Algo estupefacto, le pedí que me repitiera la pregunta, pues no estaba muy seguro de lo que acababa de oír. No entraba en mis esquemas que un perfecto desconocido me ofreciera, así, por la cara, una conexión a Internet por la que acababa de desembolsar unos cuantos dólares.
«Sí, que si quieres usar Internet, te doy mi nombre de usuario y mi contraseña con mucho gusto». Ahora, mi reacción ya no era de sorpresa, sino de desconfianza. «¿Habrá gato encerrado? ¿Por qué me querrá dar gratis la conexión? ¿Será un hacker que quiere tomar posesión de mi ordenador y borrarme el disco duro?», fueron algunas de las preguntas que me cruzaron la cabeza antes de aceptar el ofrecimiento. ¿Por qué hemos llegado a un punto en el que nos cuesta creer que haya gente buena por el mundo?
«Sí, claro. Muchas gracias. ¿Estás seguro de que me quieres dejar tu clave?», volví a insistir.
«Sí, hombre, ningún problema», contestó.
Así que se me acercó y, como no teníamos bolígrafo para anotar (cosas que pasan en la era digital), le tendí mi teléfono móvil y me escribió la contraseña (sí, ya sé, soy un geek/friki).
Todavía atónito por el gesto, me presenté. El se presentó también. «Soy Alex». «Encantado, Alex, muchas gracias de nuevo, ¿vives en Estados Unidos o en México?», inquirí.
«Ahora vivo en Iraq», respondió.
Ahí mi cerebro hizo click, y asoció el aire marcial de Alex, su pelo rapado y su enorme mochila negra llena de herrajes con su condición de militar.
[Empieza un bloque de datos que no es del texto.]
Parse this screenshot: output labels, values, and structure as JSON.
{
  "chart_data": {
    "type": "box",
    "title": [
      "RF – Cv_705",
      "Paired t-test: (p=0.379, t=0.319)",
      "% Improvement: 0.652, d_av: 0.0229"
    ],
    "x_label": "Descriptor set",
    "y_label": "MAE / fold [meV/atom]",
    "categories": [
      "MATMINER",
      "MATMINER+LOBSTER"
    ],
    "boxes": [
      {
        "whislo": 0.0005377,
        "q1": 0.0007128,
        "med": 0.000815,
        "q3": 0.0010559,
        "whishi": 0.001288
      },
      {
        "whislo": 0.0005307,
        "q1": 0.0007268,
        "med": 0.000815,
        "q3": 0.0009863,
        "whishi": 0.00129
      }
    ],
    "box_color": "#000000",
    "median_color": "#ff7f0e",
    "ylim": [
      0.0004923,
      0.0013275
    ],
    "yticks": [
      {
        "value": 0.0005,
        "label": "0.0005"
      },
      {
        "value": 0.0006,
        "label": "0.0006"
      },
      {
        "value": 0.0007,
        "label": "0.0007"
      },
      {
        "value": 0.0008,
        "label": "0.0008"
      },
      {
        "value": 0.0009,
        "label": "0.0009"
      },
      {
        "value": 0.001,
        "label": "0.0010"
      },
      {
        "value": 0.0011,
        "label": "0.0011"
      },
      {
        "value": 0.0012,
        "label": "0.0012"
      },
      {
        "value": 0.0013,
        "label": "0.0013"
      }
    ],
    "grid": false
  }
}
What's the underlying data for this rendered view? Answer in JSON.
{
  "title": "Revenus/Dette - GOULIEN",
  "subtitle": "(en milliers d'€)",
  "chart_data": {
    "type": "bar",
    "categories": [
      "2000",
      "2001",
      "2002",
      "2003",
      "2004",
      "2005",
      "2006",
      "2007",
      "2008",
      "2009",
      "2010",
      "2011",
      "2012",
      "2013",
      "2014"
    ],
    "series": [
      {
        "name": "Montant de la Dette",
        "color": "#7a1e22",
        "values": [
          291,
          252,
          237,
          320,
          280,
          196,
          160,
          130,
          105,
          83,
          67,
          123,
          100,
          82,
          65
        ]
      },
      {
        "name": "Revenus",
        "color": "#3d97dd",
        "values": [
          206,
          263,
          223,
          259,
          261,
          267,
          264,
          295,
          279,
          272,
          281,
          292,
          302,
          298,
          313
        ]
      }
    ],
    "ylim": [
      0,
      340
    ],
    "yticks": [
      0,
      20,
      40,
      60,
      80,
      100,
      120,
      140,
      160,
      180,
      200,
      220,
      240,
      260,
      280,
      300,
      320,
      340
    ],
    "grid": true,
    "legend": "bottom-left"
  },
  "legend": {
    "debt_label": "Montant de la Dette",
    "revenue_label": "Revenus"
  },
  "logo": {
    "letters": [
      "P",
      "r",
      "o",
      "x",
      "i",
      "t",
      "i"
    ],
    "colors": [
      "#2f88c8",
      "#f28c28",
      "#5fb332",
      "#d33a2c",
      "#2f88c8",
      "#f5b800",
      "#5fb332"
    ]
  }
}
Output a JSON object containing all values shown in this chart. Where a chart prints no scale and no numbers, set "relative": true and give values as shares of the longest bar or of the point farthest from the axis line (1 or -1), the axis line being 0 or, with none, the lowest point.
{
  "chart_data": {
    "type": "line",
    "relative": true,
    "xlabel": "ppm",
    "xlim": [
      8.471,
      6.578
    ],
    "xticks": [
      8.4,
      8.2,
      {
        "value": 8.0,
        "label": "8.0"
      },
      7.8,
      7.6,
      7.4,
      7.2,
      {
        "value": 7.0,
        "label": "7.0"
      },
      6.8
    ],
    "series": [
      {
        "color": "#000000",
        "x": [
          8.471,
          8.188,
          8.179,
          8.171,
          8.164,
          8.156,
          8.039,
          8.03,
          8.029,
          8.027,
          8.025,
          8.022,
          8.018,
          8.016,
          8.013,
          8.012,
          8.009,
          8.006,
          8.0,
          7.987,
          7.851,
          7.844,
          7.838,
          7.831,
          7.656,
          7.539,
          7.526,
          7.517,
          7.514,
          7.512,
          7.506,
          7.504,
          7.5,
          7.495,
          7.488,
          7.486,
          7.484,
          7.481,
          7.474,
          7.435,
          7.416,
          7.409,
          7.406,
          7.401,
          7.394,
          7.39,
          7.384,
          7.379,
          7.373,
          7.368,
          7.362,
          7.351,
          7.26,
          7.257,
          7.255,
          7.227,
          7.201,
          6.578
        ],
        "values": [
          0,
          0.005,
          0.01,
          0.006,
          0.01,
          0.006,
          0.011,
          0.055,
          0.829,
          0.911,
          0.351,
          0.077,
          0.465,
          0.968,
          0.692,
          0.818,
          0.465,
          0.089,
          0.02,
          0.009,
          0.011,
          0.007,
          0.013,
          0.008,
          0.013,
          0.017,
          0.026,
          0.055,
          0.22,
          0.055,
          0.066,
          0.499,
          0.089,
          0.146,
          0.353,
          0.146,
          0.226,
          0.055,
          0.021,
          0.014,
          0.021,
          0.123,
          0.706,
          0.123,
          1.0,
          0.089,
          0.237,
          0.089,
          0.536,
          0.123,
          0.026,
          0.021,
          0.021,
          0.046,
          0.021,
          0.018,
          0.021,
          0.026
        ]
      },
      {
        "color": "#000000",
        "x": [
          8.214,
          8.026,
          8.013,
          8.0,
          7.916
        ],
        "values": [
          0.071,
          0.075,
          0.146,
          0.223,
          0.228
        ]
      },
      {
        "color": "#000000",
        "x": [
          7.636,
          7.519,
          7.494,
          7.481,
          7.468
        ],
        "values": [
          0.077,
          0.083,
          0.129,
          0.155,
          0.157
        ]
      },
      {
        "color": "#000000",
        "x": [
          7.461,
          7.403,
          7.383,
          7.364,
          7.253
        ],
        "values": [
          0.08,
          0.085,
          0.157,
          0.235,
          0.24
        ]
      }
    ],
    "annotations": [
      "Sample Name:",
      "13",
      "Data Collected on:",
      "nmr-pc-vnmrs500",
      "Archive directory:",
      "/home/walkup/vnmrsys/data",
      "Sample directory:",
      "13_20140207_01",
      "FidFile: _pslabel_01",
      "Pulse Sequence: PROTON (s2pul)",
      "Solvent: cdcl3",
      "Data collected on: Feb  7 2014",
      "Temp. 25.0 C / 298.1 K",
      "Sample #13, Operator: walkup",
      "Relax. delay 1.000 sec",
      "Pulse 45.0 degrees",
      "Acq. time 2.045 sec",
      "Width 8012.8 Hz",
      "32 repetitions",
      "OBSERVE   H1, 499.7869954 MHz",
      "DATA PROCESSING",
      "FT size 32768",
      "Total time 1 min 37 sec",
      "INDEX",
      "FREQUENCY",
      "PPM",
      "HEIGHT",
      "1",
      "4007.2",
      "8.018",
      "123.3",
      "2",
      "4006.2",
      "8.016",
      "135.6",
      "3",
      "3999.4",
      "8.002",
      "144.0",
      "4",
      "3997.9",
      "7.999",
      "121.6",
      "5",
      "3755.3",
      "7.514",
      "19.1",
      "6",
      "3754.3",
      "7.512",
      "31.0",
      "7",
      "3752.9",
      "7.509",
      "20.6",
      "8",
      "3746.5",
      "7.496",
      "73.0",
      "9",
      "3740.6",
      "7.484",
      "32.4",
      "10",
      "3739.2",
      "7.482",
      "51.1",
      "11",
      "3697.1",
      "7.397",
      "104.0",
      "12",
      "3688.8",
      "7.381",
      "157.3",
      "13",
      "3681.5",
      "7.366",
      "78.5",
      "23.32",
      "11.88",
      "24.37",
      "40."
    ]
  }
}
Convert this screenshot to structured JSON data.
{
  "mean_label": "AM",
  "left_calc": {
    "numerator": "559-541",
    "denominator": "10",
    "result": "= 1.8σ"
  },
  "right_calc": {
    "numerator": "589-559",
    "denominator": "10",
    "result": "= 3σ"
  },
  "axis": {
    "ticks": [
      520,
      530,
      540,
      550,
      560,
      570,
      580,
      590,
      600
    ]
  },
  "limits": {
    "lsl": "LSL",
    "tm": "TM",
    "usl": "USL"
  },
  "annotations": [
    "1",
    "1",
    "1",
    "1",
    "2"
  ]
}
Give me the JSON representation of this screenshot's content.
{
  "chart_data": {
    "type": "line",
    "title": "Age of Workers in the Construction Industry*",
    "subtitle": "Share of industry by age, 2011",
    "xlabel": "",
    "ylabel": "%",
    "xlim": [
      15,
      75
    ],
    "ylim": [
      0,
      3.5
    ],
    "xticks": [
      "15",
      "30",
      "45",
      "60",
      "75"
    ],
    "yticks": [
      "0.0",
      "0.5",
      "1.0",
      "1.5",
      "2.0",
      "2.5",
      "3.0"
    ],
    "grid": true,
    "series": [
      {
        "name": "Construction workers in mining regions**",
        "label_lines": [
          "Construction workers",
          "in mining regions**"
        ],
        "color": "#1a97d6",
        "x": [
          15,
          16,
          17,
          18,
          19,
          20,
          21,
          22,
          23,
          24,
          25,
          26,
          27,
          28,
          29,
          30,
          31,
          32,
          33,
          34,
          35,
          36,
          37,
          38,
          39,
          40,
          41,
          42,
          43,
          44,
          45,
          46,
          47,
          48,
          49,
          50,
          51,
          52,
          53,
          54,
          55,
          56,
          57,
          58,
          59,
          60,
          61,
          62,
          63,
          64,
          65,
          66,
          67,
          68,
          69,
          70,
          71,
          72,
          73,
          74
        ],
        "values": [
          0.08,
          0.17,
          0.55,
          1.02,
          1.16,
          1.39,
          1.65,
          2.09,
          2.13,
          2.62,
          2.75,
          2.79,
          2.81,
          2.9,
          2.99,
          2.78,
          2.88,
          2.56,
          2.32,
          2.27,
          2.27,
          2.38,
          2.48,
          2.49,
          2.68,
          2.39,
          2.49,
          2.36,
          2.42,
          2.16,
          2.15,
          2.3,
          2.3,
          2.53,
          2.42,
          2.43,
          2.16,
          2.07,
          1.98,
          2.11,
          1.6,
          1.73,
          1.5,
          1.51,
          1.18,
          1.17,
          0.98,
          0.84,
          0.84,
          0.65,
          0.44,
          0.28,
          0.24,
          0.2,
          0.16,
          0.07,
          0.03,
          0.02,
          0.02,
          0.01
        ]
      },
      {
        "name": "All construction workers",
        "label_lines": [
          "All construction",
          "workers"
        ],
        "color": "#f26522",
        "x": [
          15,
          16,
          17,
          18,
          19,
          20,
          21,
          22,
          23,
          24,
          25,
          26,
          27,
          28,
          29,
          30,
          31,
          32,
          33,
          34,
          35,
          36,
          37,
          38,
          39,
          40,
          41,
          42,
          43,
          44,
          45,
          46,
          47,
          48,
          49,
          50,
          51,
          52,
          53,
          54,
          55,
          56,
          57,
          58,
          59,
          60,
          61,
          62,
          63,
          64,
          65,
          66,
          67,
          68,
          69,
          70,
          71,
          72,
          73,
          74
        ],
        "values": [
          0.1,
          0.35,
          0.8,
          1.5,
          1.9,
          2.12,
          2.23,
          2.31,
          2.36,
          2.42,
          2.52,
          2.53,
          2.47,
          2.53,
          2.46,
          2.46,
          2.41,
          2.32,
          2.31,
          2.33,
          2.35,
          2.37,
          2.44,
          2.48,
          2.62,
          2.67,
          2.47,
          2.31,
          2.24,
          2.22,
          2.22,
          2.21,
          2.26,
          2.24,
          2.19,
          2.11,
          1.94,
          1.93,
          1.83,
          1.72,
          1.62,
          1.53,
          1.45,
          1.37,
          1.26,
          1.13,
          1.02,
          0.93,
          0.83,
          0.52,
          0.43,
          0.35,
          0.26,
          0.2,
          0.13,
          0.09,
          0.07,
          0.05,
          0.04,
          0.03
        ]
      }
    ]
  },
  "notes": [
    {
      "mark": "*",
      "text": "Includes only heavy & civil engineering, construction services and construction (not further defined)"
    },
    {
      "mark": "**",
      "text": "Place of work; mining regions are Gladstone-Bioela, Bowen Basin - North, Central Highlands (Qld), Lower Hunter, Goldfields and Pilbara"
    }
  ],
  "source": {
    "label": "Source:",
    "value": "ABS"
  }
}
«Me quedan ocho meses allá», agregó.
E imaginé las situaciones que le tocan vivir allí a diario, en Iraq, lejos de su casa, amparado bajo la camaradería de la tropa, en esa hermandad castrense en la que unos y otros se cubren las espaldas y asumen como verdad de fe el «hoy por ti y mañana por mí», y entendí de una vez por qué me regaló la conexión a Internet con la que pude escribir esta historia.